A l’occasion des festivités inaugurales du 500e de la Réforme, jeudi à Genève, la théologienne Elisabeth Gangloff Parmentier et l’historienne Lauriane Savoy ont détaillé l’impact de la Réforme sur la place des femmes dans l’Eglise.

«La Réforme du XVIe a porté en germe de grandes évolutions ultérieures», estime Lauriane Savoy. Non que les réformateurs aient été de grands féministes, «mais le fait de déclarer tous les croyants égaux devant Dieu a entrouvert la porte aux femmes». Celles-ci ont donc accès aux textes bibliques, nouvellement traduits en français, à l’instruction, et leurs droits sont revalorisés dans le mariage. Le divorce est accepté et «les mémoriaux du consistoire montrent que les maris violents sont admonestés, ce qui est extrêmement nouveau».

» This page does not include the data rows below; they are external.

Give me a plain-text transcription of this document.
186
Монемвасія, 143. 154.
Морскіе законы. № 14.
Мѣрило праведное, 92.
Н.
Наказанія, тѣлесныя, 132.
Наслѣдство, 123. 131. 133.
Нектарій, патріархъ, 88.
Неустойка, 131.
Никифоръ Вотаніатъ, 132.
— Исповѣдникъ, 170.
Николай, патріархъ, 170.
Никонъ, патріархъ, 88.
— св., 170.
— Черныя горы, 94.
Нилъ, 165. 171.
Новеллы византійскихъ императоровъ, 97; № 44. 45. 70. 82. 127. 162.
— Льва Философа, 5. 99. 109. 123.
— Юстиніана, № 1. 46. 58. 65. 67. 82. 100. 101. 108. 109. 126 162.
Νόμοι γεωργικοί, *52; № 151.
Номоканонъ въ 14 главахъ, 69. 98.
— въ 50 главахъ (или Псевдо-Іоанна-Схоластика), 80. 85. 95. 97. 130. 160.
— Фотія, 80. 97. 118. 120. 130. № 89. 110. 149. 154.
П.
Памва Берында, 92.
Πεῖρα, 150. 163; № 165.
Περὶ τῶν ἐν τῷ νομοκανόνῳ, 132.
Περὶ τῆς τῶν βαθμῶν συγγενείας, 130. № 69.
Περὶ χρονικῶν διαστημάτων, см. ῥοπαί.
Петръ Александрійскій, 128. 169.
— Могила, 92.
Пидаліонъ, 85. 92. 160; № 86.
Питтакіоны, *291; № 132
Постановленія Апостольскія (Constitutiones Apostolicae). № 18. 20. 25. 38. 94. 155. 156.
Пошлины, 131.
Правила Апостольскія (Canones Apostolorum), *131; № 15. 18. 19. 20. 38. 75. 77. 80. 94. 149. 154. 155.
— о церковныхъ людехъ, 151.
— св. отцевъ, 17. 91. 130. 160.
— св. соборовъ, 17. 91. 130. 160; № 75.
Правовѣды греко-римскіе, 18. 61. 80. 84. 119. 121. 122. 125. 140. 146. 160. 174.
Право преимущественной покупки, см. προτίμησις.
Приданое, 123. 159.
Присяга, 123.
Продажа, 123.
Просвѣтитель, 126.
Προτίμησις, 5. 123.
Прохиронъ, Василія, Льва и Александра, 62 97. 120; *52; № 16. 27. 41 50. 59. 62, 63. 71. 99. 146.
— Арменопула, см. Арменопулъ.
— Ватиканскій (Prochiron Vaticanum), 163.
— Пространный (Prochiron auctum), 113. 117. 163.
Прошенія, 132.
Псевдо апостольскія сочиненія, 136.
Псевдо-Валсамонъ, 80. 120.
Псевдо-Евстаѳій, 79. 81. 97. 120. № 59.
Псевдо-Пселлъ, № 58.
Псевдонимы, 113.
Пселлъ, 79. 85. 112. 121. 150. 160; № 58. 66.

Les réformateurs ne leur tolèrent pas pour autant une parole théologique publique. «L’obstacle sociétal, mais aussi anthropologique, reste trop important.» L’Académie fondée par Calvin reste d’ailleurs interdite aux femmes. Le cas de Marie Dentière témoigne de ces résistances: pour avoir osé se mesurer aux hommes (elle argumente contre Calvin, forte de son savoir théologique), sa réputation sera salie, disent les études contemporaines.

Ancienne prieure, Marie Dentière est l’une des premières femmes à s’être convertie au protestantisme en 1524. Elle est appelée à la rescousse par Guillaume Farel qui tente de convaincre le couvent des Clarisses, au Bourg-de-Four, d’adopter la Réforme. «Une telle tâche de prédication est exceptionnelle», note Lauriane Savoy. Marie Dentière, dont le nom a été ajouté au Mur des réformateurs genevois en 2002, publie en 1539 son «Epistre tres utile...» où elle affirme la capacité égale des hommes et des femmes à comprendre la Bible: elle sera la première victime de la censure réformée à Genève pour ces propos jugés scandaleux.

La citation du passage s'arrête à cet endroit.